Second, stability of radiomic features was evaluated with a single scan dataset. Though variation of segmented tumor volumes due to inconsistent user intervention is regarded a major source of instability of radiomic features, varying physio-physical state of patient and scanner might cause additional perturbations to radiomic features. Accordingly, it would be desirable to use a same-day repeat scan data set to evaluate the stability of features against overall sources of variability. However, such a data set was not available to our study. Therefore, our stability data should be interpreted with caution in that they are applicable only to limited sources of variability.
In addition, our study used an MRI data set acquired with a relatively simple protocol. As a variety of pulse sequences are used in MR imaging, it is obvious that images acquired with different pulse sequence would bring about different feature quality in GBM study. For example, diffusion imaging is increasingly used in GBM, which produces much noisier images and accordingly would give rise to radiomic features of much different quality. Thus, our study results cannot be generalized to all MR GBM studies.
In conclusion, the use of two different semi-automated software tools by different raters showed similar high stability in radiomic features in GBM regardless of difference in raters' experience, indicating that semi-automated software tools provide sufficiently reliable segmentation output and help overcome the inherent inter-and intra-rater variability from user intervention. However, significant differences existed in NDR among features, which suggests that features convey information with differing strength.
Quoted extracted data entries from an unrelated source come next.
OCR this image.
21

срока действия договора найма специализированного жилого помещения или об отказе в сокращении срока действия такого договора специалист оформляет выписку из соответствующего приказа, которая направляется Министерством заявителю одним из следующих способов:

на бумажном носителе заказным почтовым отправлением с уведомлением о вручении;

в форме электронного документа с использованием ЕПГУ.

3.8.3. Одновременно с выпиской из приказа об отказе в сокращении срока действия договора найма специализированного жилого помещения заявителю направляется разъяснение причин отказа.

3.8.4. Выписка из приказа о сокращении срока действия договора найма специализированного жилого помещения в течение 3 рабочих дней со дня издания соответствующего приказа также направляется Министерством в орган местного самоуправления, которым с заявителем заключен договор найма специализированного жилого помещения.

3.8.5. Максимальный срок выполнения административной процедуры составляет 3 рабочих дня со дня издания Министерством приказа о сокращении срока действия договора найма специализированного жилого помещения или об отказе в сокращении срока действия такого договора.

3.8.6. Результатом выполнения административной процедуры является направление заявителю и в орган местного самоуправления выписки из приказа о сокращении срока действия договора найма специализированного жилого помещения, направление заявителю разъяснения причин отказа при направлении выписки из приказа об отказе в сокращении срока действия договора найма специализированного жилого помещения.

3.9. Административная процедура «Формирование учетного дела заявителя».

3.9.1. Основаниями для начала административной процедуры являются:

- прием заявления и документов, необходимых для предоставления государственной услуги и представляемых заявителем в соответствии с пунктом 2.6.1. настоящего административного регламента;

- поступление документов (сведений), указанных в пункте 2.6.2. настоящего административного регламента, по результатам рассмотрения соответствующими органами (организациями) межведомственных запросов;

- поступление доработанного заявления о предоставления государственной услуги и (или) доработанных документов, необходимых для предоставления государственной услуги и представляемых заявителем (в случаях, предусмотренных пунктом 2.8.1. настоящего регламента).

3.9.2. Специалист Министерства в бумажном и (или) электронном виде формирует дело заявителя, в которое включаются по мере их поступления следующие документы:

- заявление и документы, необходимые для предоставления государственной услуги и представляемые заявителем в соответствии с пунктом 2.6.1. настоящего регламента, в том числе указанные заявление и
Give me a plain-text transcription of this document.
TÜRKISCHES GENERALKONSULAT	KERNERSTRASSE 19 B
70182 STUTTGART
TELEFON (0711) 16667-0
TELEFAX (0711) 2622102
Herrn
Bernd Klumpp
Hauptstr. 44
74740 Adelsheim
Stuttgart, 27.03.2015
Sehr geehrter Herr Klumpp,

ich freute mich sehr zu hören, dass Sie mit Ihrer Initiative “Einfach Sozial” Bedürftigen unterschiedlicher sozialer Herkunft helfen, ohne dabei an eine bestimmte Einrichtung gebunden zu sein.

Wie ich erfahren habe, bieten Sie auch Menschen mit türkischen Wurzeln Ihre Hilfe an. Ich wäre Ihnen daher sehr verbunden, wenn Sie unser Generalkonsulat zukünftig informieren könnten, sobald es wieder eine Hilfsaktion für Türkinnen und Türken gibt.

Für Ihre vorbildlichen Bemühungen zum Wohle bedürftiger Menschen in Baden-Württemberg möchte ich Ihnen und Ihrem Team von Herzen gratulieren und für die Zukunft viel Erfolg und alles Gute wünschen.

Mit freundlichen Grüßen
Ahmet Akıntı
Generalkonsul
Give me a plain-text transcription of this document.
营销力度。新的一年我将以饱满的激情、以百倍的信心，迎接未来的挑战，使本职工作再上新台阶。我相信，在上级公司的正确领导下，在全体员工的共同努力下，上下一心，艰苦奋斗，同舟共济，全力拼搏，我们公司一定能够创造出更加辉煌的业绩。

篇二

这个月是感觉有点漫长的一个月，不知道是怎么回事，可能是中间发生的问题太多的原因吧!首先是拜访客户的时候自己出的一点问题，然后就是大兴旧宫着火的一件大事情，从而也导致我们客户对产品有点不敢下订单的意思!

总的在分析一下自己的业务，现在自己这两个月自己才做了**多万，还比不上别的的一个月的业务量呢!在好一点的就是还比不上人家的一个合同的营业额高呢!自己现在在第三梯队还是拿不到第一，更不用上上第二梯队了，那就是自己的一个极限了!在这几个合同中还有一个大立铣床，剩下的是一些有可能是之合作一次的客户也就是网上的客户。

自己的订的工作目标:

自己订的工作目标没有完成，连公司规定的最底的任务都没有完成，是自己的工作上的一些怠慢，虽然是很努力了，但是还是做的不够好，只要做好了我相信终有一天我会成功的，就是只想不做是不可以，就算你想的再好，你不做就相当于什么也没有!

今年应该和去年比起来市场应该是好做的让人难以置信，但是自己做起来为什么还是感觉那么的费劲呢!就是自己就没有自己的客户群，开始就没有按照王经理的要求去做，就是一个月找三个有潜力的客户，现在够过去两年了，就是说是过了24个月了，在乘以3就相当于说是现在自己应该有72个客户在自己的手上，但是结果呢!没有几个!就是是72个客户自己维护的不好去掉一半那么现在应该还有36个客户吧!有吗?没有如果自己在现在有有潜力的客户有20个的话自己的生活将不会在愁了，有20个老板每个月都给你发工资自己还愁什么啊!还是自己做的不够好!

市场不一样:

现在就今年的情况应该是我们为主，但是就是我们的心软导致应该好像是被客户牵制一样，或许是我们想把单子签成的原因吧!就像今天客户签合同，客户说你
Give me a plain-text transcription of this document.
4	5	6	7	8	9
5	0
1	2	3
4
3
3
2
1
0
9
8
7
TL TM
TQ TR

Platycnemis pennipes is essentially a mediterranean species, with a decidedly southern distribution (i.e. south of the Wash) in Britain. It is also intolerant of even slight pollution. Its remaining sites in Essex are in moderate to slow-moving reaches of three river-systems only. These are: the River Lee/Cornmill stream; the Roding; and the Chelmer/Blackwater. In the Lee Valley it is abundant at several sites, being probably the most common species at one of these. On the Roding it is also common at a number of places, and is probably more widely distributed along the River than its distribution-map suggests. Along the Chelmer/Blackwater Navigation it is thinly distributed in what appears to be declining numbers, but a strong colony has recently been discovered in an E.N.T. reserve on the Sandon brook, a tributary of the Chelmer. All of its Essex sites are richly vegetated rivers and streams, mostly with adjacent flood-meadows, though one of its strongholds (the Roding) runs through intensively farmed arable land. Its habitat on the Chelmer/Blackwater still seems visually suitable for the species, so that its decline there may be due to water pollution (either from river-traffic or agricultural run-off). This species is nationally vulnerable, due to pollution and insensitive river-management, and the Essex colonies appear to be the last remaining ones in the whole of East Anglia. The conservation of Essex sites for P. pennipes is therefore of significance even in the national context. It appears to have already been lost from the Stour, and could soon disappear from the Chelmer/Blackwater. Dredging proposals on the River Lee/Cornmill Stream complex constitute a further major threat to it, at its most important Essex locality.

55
Among the feature groups, texture features showed the weakest NDR. A total of 180 radiomic features in our study were highly redundant, and compressible to 5 distinct clusters. However, significant differences existed in the proportion of features according to the tumor tissue components appearing together.
A well-established quality assurance procedure has an important role in the future advancement of radiomics and translation into patient care. The findings in our study may be useful in guiding the development of quality assurance procedure of the radiomics pipeline, particularly for GBM.